ICW also has an archive of photographs and transcripts of 61 interviews conducted during a 15-yearlong Aerospace Oral History Project.

“Aerospace is headquartered here in Southern California,” Deverell said. “And we need to understand that.”

Southern California was central in other breakthroughs, including the development of GPS technology, which Mulcahy said was originally intended as a national defense satellite.

“They activated the GPS program office in 1973 and had the first GPS launched in 1978,” Mulcahy said. “And basically, GPS changed the world, both for civilians and for the military. So it’s a critical space system that was produced here at Los Angeles Air Force Base.”

(Spectrum News/Tara Lynn Wagner)

His favorite project, however, may be the CORONA reconnaissance program. This complex system involved satellites taking surveillance photos from high above the Soviet Union. That film would then be dropped in a capsule equipped with a parachute. An airplane would intercept it midair near Hawaii and pull it into the plane.

“It will then be sent to the intelligence people in the country to determine what they’re looking at for the Soviet Union,” Mulcahy explained with excitement. “It sounds like something out of James Bond to me, because who would think, in 1960, you could do something like that? This was also one of the biggest secrets of the Department of Defense.”

Just as a Downey company had gotten the contract for the Apollo program, Rockwell International, formerly North American Aviation, also won the bid for the space shuttle project. Each of these new programs also required a host of scientific problem solving.

“We’re gonna manufacture a shuttle here in Southern California, but it has to get to Florida,” Dickow said as an example. “Let’s put it on the back of a 747 and fly it across.
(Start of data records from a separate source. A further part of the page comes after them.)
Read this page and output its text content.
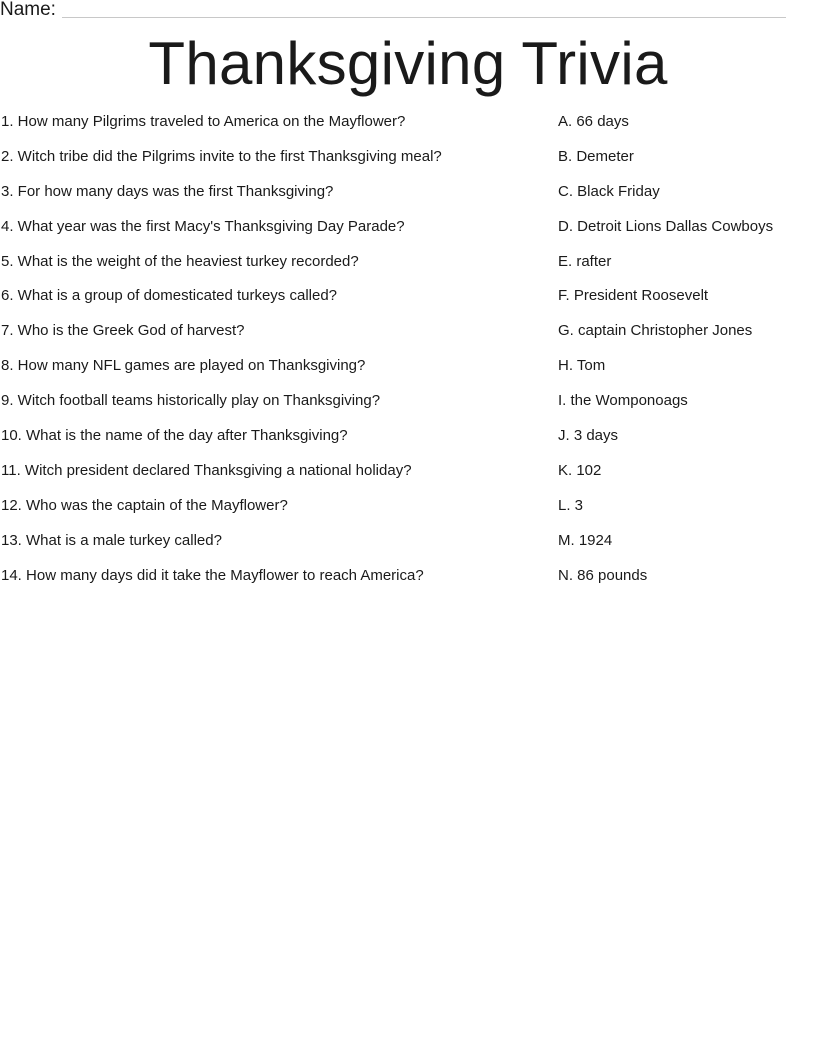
Name:
Thanksgiving Trivia
1. How many Pilgrims traveled to America on the Mayflower?
2. Witch tribe did the Pilgrims invite to the first Thanksgiving meal?
3. For how many days was the first Thanksgiving?
4. What year was the first Macy's Thanksgiving Day Parade?
5. What is the weight of the heaviest turkey recorded?
6. What is a group of domesticated turkeys called?
7. Who is the Greek God of harvest?
8. How many NFL games are played on Thanksgiving?
9. Witch football teams historically play on Thanksgiving?
10. What is the name of the day after Thanksgiving?
11. Witch president declared Thanksgiving a national holiday?
12. Who was the captain of the Mayflower?
13. What is a male turkey called?
14. How many days did it take the Mayflower to reach America?
A. 66 days
B. Demeter
C. Black Friday
D. Detroit Lions Dallas Cowboys
E. rafter
F. President Roosevelt
G. captain Christopher Jones
H. Tom
I. the Womponoags
J. 3 days
K. 102
L. 3
M. 1924
N. 86 pounds
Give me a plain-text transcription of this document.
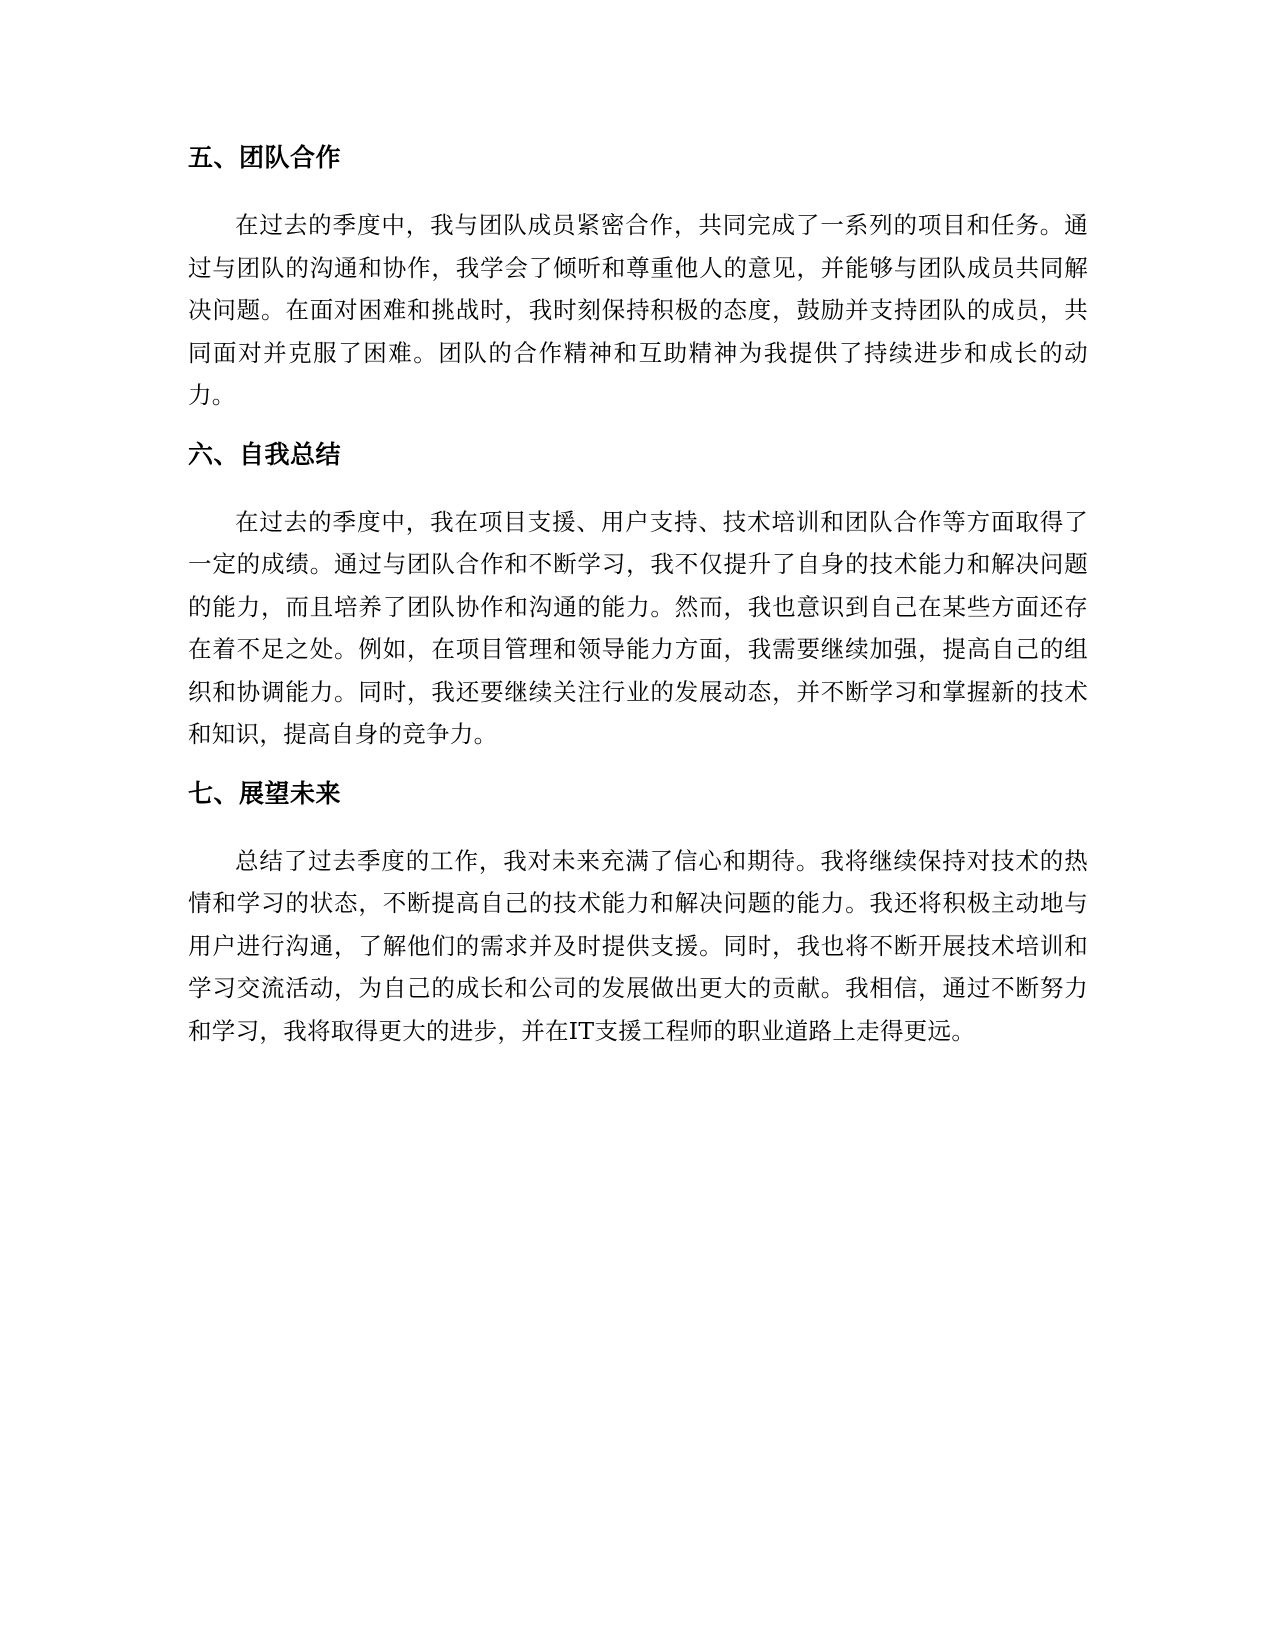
五、团队合作

在过去的季度中，我与团队成员紧密合作，共同完成了一系列的项目和任务。通过与团队的沟通和协作，我学会了倾听和尊重他人的意见，并能够与团队成员共同解决问题。在面对困难和挑战时，我时刻保持积极的态度，鼓励并支持团队的成员，共同面对并克服了困难。团队的合作精神和互助精神为我提供了持续进步和成长的动力。

六、自我总结

在过去的季度中，我在项目支援、用户支持、技术培训和团队合作等方面取得了一定的成绩。通过与团队合作和不断学习，我不仅提升了自身的技术能力和解决问题的能力，而且培养了团队协作和沟通的能力。然而，我也意识到自己在某些方面还存在着不足之处。例如，在项目管理和领导能力方面，我需要继续加强，提高自己的组织和协调能力。同时，我还要继续关注行业的发展动态，并不断学习和掌握新的技术和知识，提高自身的竞争力。

七、展望未来

总结了过去季度的工作，我对未来充满了信心和期待。我将继续保持对技术的热情和学习的状态，不断提高自己的技术能力和解决问题的能力。我还将积极主动地与用户进行沟通，了解他们的需求并及时提供支援。同时，我也将不断开展技术培训和学习交流活动，为自己的成长和公司的发展做出更大的贡献。我相信，通过不断努力和学习，我将取得更大的进步，并在IT支援工程师的职业道路上走得更远。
I mean, these are major in engineering feats and feats of humanity that were all kind of figured out and done right here.”

“You know, we human beings like to look up,” Deverell said. “The sky draws us, there’s no doubt about it, and the aviation and aerospace industry profit or benefit by the sheer romantic attraction to going up there and moving up there very, very fast. So these are ancient notions that are in our bloodstream and hearts and our brains.”

There are stories to tell from the past century and suburbs full of people who can tell them. Many of these suburbs were developed specifically to support the population that worked in the industry, or ran the small businesses next to it.

“It’s got tendrils of innovation and technology all across the landscape,” Deverell explained. “Smaller electrical shops, fabrication shops, mom-and-pop shops that make, let’s say, tires or wheels. Aviation and aerospace can be very high-end, very sophisticated technologies. But they also support much more modest smaller outfits.”

Dickow says several times a month, his museum will receive items donated from someone’s garage or basement: pieces of memorabilia, promotional items or equipment like a perfectly intact 1940s-era Vultee Aircraft Corporation tool box that’s on display.

“This is the shared legacy of every single kid in Southern California,” Dickow pointed out as a group of schoolkids on a field trip began to trickle into the museum. “I mean, there’s so much history, and so many people still around from that time, really looking to us to sort of preserve their legacy for years to come.”

It’s a legacy of sky-high achievements firmly rooted in California.